When you load up Spotify, a great big chunk of the time you can’t think what to play, right? You default back to your old favourites, those albums and songs you played on repeat when you first discovered you could make them yours.
This isn’t about guilty pleasures; it’s about those songs you’ll still be listening to when you’re old and in your rocking chair. So, enter Teenage Kicks – a playlist series that sees bands running through the music they listened to in their formative years.
Next up, Alien Chicks.
Arctic Monkeys – I Bet You Look Good on the Dancefloor
Martha: My friends and I were obsessed with this and all the early Arctic Monkeys songs, and we went to see them headline Glastonbury in 2013, which was one of the best gigs of my life. We were right at the front of the Pyramid Stage, and the whole weekend, we were completely giddy with excitement about being at such a massive festival as a big group of teenagers.
Tinie Tempah – Pass Out
Martha: I really remember listening to this every day on the bus to school when it was a hit, and it got me hyped up and ready for the school day.
Lily Allen – Smile
Martha: I was obsessed with Lily Allen from the age of about 9 (still am) and loved her first album, especially. I love the way she writes lyrics and tells a story, and I just thought she was so cool when I was little.
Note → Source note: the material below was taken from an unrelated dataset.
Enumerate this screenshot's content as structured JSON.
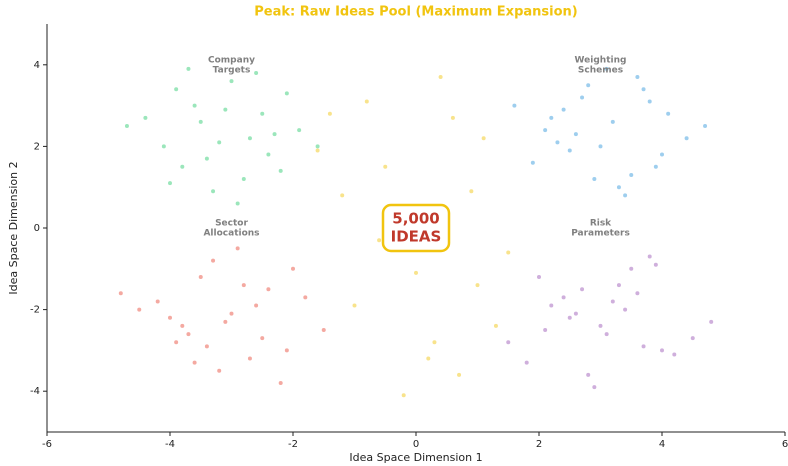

When her recent album came out a few months ago, I got such a wave of nostalgia for how I felt when her first album came out.
“I just thought she was so cool when I was little”
(Side note, but I read a book recently called The Sound of Being Human, and the writer Jude Rogers talks about how our memories of songs from when we were teenagers are much more visceral and moving than memories of songs from other times in our lives because of how much and how fast your brain changes as a teenager. That’s how I feel about these songs – they are so nostalgic and hearing them back is like a full body memory experience!)
The Doors – The End
Joe: I was obsessed with this song – and the whole album, to be honest. It’s so visceral and fucked up. The oedipal lyrics really extended my view of what boundaries there are to conventional pop music. I’m not sure I could or would ever write something so graphic, but inspiring all the same. The last song in our debut album shares the same name, which is a ridiculously arrogant homage, really, but it shares themes of killing parents, and I hope it stirs some similar feelings.
Exuma – Dambala
Joe: I’d never heard anything like this before, which is why this is a really standout memory for me. You always hear about “pounding drums” in reviews of music, but this is actually a pounding drum, and it doesn’t sit perfectly in time, which strangely really adds to the song in my opinion.
Busta Rhymes – Touch It
Joe: This is just a banger. Jesus Christ, what a song.
Justin Timberlake – Señorita
Joe: I feel like you’re after like old guilty pleasures, so here you go. Are you happy now? ‘Justified’ was one of my first CDs.
Michael Jackson – Billie Jean
Stefan: I (Stefan) always remember the time I heard this in my auntie’s car when I was about 6. It was the first time I really became aware of the power of drums and bass in a band. Also, the pre-chorus build-up really showed me how tension can be created in a song before being released in a sing-along chorus.
Nirvana – Sliver
Stefan: Nirvana are the band that really got me into heavier music, although I wasn’t fully sold on them at first. Unlike most, it wasn’t Smells Like Teen Spirit that got me into them – it was actually a somewhat random song called Sliver. The bassline that starts the song is iconic, and Krist Novoselic’s playing style has had a huge influence on the way I write basslines. I also loved the almost lazy, lack-of-effort-sounding lyrics and vocals, which I thought were really cool!
The Beatles – Hey Bulldog
Stefan: As a bass player, Paul McCartney was possibly my biggest influence growing up and learning bass. The bassline in this song is incredible – it’s almost a song within a song! John Lennon’s rock vocals in this song are also unmatched, so great!
Alien Chicks play Dork’s Here Comes Your Jan at London’s 100 Club on 29th January.